Education Secretary DeVos, union chief to visit Van Wert

4/19/2017
BY VANESSA McCRAY 
BLADE STAFF WRITER

VAN WERT, Ohio — A rural northwest Ohio school district will become the center of the national education discussion Thursday when U.S. Education Secretary Betsy DeVos and the president of the American Federation of Teachers visit Van Wert City Schools.

Ms. DeVos will spend much of the day in Van Wert, the 10,846-population city about 95 miles southwest of Toledo. She will be joined by one of her sharpest critics, Randi Weingarten, president of a union that represents 1.6 million members.

DeVos
DeVos

It is the first joint appearance for the two, whose clashing ideas about public education have put them at opposite political ends.

“I look forward to visiting the students, parents, and educators of Van Wert. Every parent should be able to send their children to a school that meets their unique needs, and for many parents, that is a public school. I support and celebrate all great schools,” said Ms. DeVos, in a written statement.

After President Trump announced he would nominate the staunch charter school advocate for the education post, Ms. Weingarten joined a chorus of public school advocates concerned about Ms. DeVos’ educational policies and classroom inexperience.

Teacher unions were among those who worked vigorously and unsuccessfully to stop Ms. DeVos’ confirmation.

Jeff Hood, a Van Wert health and physical education teacher and president of the 127-member Van Wert Federation of Teachers, came home Feb. 7 — the date of the secretary’s narrowly won confirmation — and joined a town hall-style phone call hosted by AFT. He got a chance to ask Ms. Weingarten a simple question: How could he get Ms. DeVos to visit his school district?

“I’m 55 years old. I have watched how American politics have evolved and how sometimes as constituents we don’t have a whole lot of control,” Mr. Hood said. “I thought, ‘Here we go; Mrs. DeVos is now our secretary of education’ and you know the best way for me to join in the conversation is to see how I can personally invite her to come to Van Wert.”

Ms. Weingarten said she’d make sure the new secretary got the invitation and also promised to make a trip to northwest Ohio herself, according to Mr. Hood.

On Thursday, the two are scheduled to spend hours together touring classrooms, meeting with teachers and students, and holding an afternoon news conference.

The day includes a roundtable discussion featuring kindergarten and preschool teachers, a tour of a classroom where students will show off engineering and robotics projects, a stop in a fifth grade class, and another roundtable talk with about a dozen district employees who work in special education.

Mr. Hood is eager to highlight the 2,200-student district’s unique programs that succeed even though many students live in rural poverty.

“We have beautiful buildings. We give our kids a great education, but we have a lot of challenges,” he said. “We’re an older town, a county-seat town. We’ve had our share of industry leave. We’ve had a hard time getting industry to come in.”

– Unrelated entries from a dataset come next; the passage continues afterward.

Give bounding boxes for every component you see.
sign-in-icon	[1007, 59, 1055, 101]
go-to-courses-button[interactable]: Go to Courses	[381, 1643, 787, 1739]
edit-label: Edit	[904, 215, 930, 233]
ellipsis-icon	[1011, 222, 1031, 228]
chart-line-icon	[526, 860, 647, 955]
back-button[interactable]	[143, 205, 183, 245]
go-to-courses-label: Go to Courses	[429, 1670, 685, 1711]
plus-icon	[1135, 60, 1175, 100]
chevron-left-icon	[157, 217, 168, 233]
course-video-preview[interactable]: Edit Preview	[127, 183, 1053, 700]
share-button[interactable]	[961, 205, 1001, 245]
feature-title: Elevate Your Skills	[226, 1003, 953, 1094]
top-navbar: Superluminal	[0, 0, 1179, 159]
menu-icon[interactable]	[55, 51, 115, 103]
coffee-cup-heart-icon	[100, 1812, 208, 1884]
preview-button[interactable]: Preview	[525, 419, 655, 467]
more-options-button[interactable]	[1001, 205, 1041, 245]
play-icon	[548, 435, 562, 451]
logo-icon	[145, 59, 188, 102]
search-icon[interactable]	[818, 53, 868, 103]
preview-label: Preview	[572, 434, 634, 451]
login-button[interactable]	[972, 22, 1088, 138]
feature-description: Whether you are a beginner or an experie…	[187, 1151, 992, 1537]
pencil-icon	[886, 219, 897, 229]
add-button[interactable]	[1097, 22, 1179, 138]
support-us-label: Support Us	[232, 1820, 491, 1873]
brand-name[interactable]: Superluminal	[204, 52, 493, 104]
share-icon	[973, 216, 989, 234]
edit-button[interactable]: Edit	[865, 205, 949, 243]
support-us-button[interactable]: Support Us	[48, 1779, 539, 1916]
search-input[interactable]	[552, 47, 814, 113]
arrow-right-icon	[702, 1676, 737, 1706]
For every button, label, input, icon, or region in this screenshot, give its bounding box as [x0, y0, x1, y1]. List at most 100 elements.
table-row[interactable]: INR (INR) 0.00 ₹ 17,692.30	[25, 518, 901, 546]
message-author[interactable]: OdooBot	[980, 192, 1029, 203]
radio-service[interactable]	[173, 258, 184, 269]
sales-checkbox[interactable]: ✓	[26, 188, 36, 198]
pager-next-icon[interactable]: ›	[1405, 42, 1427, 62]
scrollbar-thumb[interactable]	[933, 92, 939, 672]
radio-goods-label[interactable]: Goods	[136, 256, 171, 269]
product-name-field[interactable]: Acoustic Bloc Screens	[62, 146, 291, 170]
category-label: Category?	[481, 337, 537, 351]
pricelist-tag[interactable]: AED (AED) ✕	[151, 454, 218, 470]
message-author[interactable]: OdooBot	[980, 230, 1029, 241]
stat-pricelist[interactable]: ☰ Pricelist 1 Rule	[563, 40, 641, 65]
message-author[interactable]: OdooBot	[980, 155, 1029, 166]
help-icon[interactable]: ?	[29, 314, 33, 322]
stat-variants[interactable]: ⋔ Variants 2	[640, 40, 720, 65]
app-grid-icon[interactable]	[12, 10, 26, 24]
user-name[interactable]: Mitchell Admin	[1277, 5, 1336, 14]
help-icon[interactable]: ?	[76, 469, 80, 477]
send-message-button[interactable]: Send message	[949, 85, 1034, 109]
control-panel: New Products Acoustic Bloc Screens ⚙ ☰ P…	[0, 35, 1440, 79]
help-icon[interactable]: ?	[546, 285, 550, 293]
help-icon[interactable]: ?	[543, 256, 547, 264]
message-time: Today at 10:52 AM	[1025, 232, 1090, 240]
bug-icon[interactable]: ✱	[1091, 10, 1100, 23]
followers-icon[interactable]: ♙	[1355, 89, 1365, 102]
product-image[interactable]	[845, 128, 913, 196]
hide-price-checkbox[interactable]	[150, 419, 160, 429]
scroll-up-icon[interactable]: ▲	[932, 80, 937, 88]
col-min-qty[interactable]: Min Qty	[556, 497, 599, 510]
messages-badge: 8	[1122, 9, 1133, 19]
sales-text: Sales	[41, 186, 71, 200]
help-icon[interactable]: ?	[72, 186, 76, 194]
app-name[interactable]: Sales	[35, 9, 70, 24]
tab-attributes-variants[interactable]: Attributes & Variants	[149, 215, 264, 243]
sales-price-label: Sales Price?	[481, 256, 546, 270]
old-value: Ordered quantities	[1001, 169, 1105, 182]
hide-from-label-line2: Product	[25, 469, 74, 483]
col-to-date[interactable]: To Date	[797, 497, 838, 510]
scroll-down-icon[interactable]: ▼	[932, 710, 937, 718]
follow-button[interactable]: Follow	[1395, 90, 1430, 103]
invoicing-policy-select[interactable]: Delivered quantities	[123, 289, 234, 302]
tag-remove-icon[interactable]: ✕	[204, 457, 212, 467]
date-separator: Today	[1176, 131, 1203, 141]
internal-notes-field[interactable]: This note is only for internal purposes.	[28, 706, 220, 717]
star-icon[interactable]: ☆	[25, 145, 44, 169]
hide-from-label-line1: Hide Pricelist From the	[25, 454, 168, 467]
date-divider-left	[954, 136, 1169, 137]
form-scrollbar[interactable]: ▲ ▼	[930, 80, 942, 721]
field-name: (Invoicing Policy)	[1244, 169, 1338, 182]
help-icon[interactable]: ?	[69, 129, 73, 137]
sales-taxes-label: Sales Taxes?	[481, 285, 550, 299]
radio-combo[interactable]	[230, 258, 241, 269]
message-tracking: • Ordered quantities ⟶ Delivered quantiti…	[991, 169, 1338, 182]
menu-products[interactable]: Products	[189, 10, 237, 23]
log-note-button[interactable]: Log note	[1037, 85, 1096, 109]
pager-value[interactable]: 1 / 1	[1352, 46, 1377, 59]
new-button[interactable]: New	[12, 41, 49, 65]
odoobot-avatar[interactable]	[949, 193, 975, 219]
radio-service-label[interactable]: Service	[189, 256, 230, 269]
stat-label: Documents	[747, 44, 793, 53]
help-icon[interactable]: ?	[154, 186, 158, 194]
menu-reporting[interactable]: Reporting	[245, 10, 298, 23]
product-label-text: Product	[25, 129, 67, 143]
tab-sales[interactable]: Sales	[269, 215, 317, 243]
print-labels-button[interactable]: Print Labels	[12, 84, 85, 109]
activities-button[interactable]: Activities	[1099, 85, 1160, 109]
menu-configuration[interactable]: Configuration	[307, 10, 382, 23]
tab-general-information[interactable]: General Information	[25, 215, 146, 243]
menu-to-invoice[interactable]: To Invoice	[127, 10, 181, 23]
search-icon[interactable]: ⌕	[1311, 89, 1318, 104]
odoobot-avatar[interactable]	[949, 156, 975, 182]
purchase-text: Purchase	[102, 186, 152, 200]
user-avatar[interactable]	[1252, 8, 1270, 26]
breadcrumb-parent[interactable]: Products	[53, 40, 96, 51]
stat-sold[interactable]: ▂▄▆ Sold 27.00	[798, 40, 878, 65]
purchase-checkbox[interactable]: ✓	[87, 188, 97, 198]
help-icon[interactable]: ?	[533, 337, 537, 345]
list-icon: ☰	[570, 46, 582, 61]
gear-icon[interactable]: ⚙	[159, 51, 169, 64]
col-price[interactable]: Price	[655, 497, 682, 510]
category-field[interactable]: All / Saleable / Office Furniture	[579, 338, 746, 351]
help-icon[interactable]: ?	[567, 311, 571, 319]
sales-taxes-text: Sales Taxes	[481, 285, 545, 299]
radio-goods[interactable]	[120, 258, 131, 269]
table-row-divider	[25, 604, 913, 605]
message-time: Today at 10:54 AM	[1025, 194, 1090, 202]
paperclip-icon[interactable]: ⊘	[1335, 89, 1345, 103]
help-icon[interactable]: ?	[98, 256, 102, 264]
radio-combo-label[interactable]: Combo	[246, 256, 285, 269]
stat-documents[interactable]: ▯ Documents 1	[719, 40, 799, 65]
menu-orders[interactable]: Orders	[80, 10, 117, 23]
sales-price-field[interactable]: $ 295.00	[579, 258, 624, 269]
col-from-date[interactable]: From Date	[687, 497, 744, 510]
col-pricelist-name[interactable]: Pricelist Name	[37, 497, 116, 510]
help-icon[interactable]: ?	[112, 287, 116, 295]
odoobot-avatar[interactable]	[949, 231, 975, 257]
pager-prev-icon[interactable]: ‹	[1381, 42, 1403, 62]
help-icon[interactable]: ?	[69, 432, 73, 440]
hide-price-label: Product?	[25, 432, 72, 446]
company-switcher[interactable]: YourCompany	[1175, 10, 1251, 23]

There’s not too much school choice in Van Wert, he said, where a small Catholic elementary school is the only alternative to traditional public schools.

Superintendent Ken Amstutz said the secretary will stop at all of the district’s school buildings, and officials are excited about the opportunity to host the high-profile guest.

“We feel like we do a very good job every day,” he said. “We work very hard every day. We just roll up our sleeves.”

Van Wert has received mixed results on its most recent Ohio report card, including an A from the state for its 96 percent four-year graduation rate and a D in the category that measures how many students passed state tests and how well they scored on them, an area where many districts have floundered as tests change and become more rigorous.

Van Wert County, which borders Indiana, tilts heavily Republican. President Trump received 10,328 votes to Democratic nominee Hillary Clinton’s 2,667 votes in the November election.

Diverting money “to the point where it hurts public schools” doesn’t help places like this, Mr. Hood said.

“The people who put Donald Trump in office live in Van Wert County, and they live in all the other ‘Van Werts,’” Mr. Hood said. “Charter schools and private schools and vouchers are not going to mean much to people in Van Wert.”

There are stark differences between the education secretary and union president, but he wants the focus of the visit to be on the school system.

“When it comes to children, I’d like to see politics put aside,” he said. “We are talking about our nation’s educational system and Van Wert City Schools, and I really don’t care what side of the aisle anybody is on Thursday. We want to show some educational leaders that we are doing a good job with what we have, and we should be proud of it.”